Been reading a lot this summer. Something stirred — a kind of dormant affection for novels. After what felt like an endless stretch of not quite being able to be with a book — attention scattered, easily bored. The usual culprits: devices, work, the subtle violence of social media. I kept reading non-fiction, sure, but most of it could’ve — and probably should’ve — been blog posts.
Fiction, in contrast, is a journey. A mental walk at a slow pace, with just enough reward to keep you moving. A good novel is like a film projected inside your skull — if you have a good imagination. If don't, the story will spark it back to life. It bypasses all interfaces, reaches directly into the mind. Once there, it grows something inside you. Nourishes it. Shapes it gently. And as the story evolves, you evolve along.
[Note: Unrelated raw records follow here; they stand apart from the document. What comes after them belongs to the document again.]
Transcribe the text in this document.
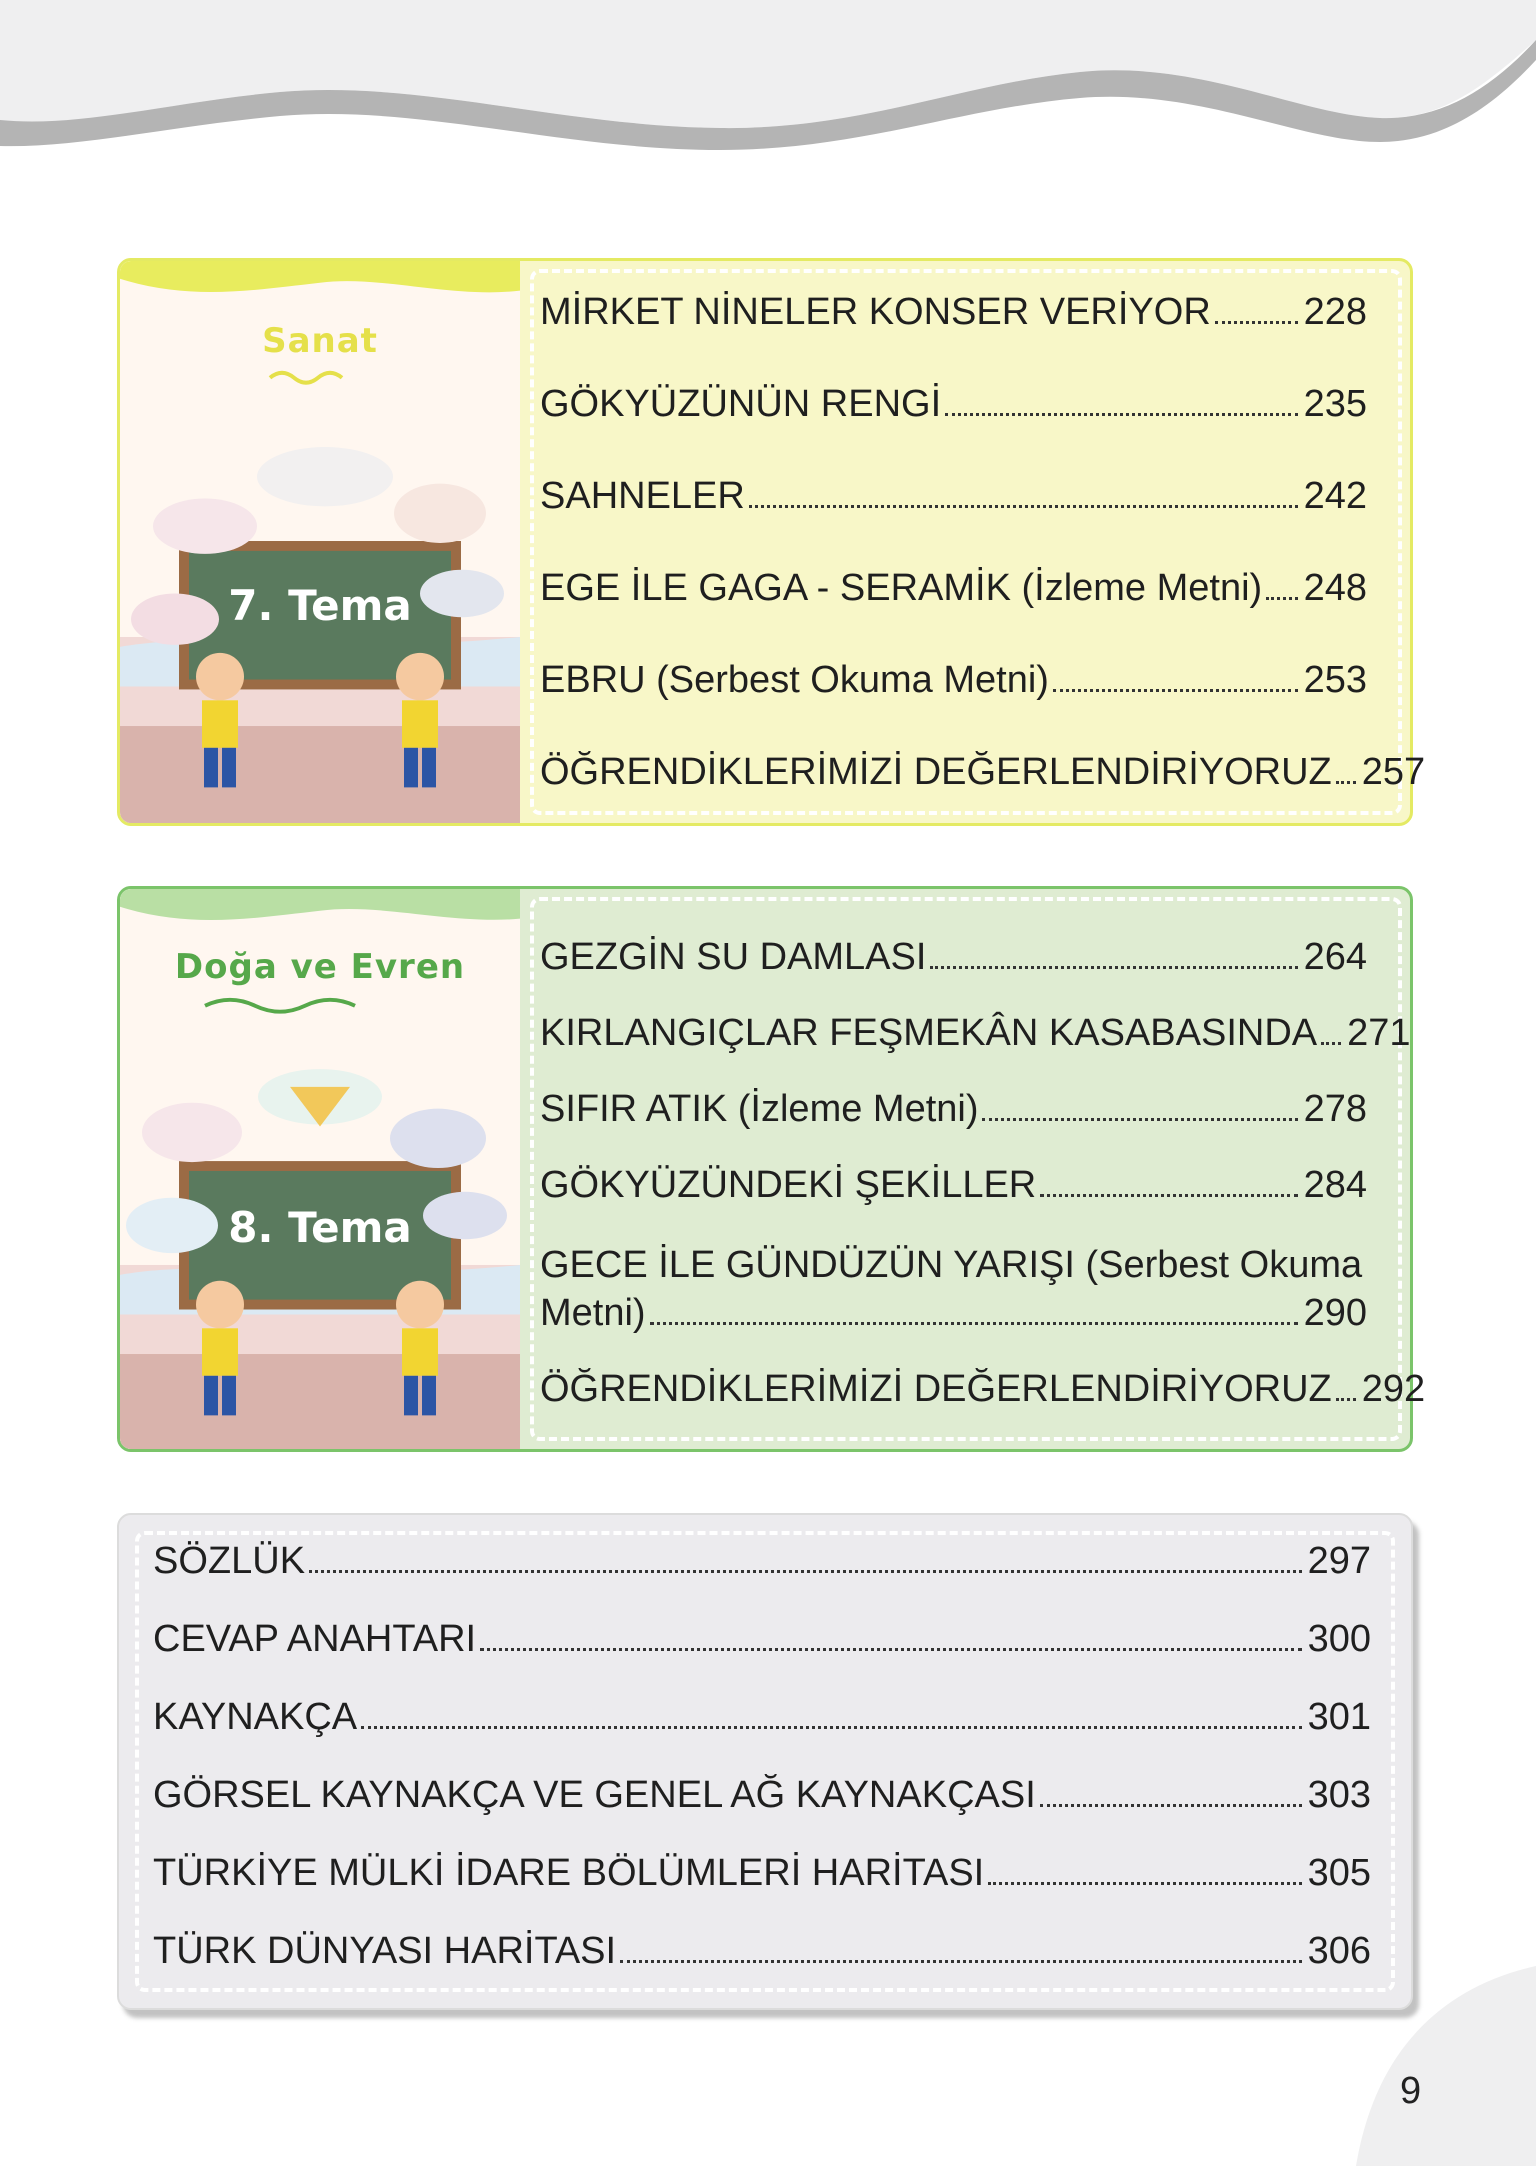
Sanat
7. Tema
MİRKET NİNELER KONSER VERİYOR 228
GÖKYÜZÜNÜN RENGİ	235
SAHNELER	242
EGE İLE GAGA - SERAMİK (İzleme Metni) 248
EBRU (Serbest Okuma Metni)	253
ÖĞRENDİKLERİMİZİ DEĞERLENDİRİYORUZ 257
Doğa ve Evren
8. Tema
GEZGİN SU DAMLASI	264
KIRLANGIÇLAR FEŞMEKÂN KASABASINDA 271
SIFIR ATIK (İzleme Metni)	278
GÖKYÜZÜNDEKİ ŞEKİLLER	284
GECE İLE GÜNDÜZÜN YARIŞI (Serbest Okuma
Metni)	290
ÖĞRENDİKLERİMİZİ DEĞERLENDİRİYORUZ 292
SÖZLÜK	297
CEVAP ANAHTARI	300
KAYNAKÇA	301
GÖRSEL KAYNAKÇA VE GENEL AĞ KAYNAKÇASI	303
TÜRKİYE MÜLKİ İDARE BÖLÜMLERİ HARİTASI	305
TÜRK DÜNYASI HARİTASI	306
9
Picked up a book in Thalia on Mariahilfer Straße in Vienna. Didn’t know the author. The cover was charming — asking nothing of you. Started reading, standing there. First chapter — irresistible. Couldn't stop. On MAV train back to Budapest, I fell into another chapter. Not here to write a review. But it’s a gentle book. About people orbiting a Japanese convenience store — workers, customers, strangers. Full of warmth, delights, humanity. Also, many delicious descriptions of konbini snacks.
Then came another — this one about a bookshop in Seoul. It moved slowly, but in a good way. Thought: maybe someday open a bookstore. Just for myself. Full of books and sunlight.
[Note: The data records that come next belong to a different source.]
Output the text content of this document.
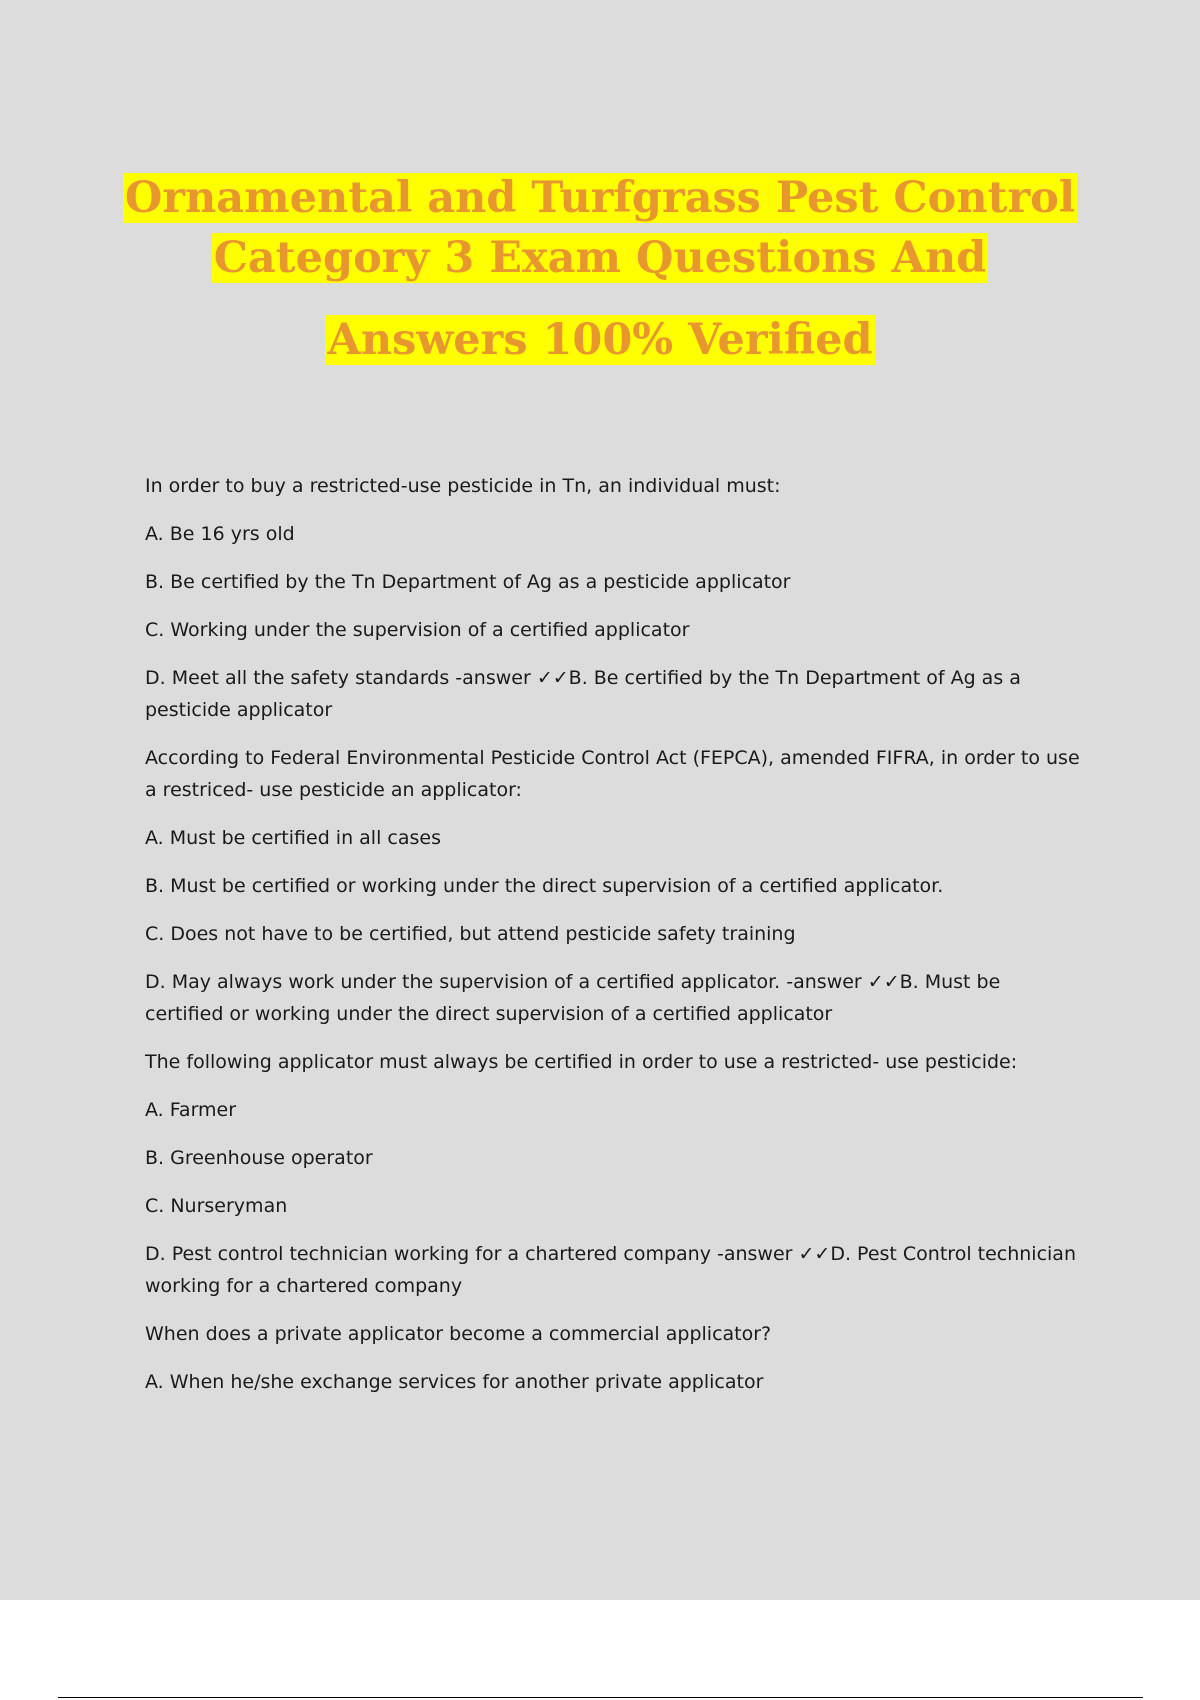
Ornamental and Turfgrass Pest Control
Category 3 Exam Questions And
Answers 100% Verified

In order to buy a restricted-use pesticide in Tn, an individual must:

A. Be 16 yrs old

B. Be certified by the Tn Department of Ag as a pesticide applicator

C. Working under the supervision of a certified applicator

D. Meet all the safety standards -answer ✓✓B. Be certified by the Tn Department of Ag as a pesticide applicator

According to Federal Environmental Pesticide Control Act (FEPCA), amended FIFRA, in order to use a restriced- use pesticide an applicator:

A. Must be certified in all cases

B. Must be certified or working under the direct supervision of a certified applicator.

C. Does not have to be certified, but attend pesticide safety training

D. May always work under the supervision of a certified applicator. -answer ✓✓B. Must be certified or working under the direct supervision of a certified applicator

The following applicator must always be certified in order to use a restricted- use pesticide:

A. Farmer

B. Greenhouse operator

C. Nurseryman

D. Pest control technician working for a chartered company -answer ✓✓D. Pest Control technician working for a chartered company

When does a private applicator become a commercial applicator?

A. When he/she exchange services for another private applicator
Received another one from Rahva Raamat in Tallinn. Every time I open it, I get hungry. Soft sponge cakes. Steaming bowls of ramen. Bento boxes arranged with quiet care. Made me think: I should slow down more. Prepare dinner every evening.
Books are checkpoints. We bookmark pages. But books bookmark us. And when we return to them, we return to ourselves — right about where we left off.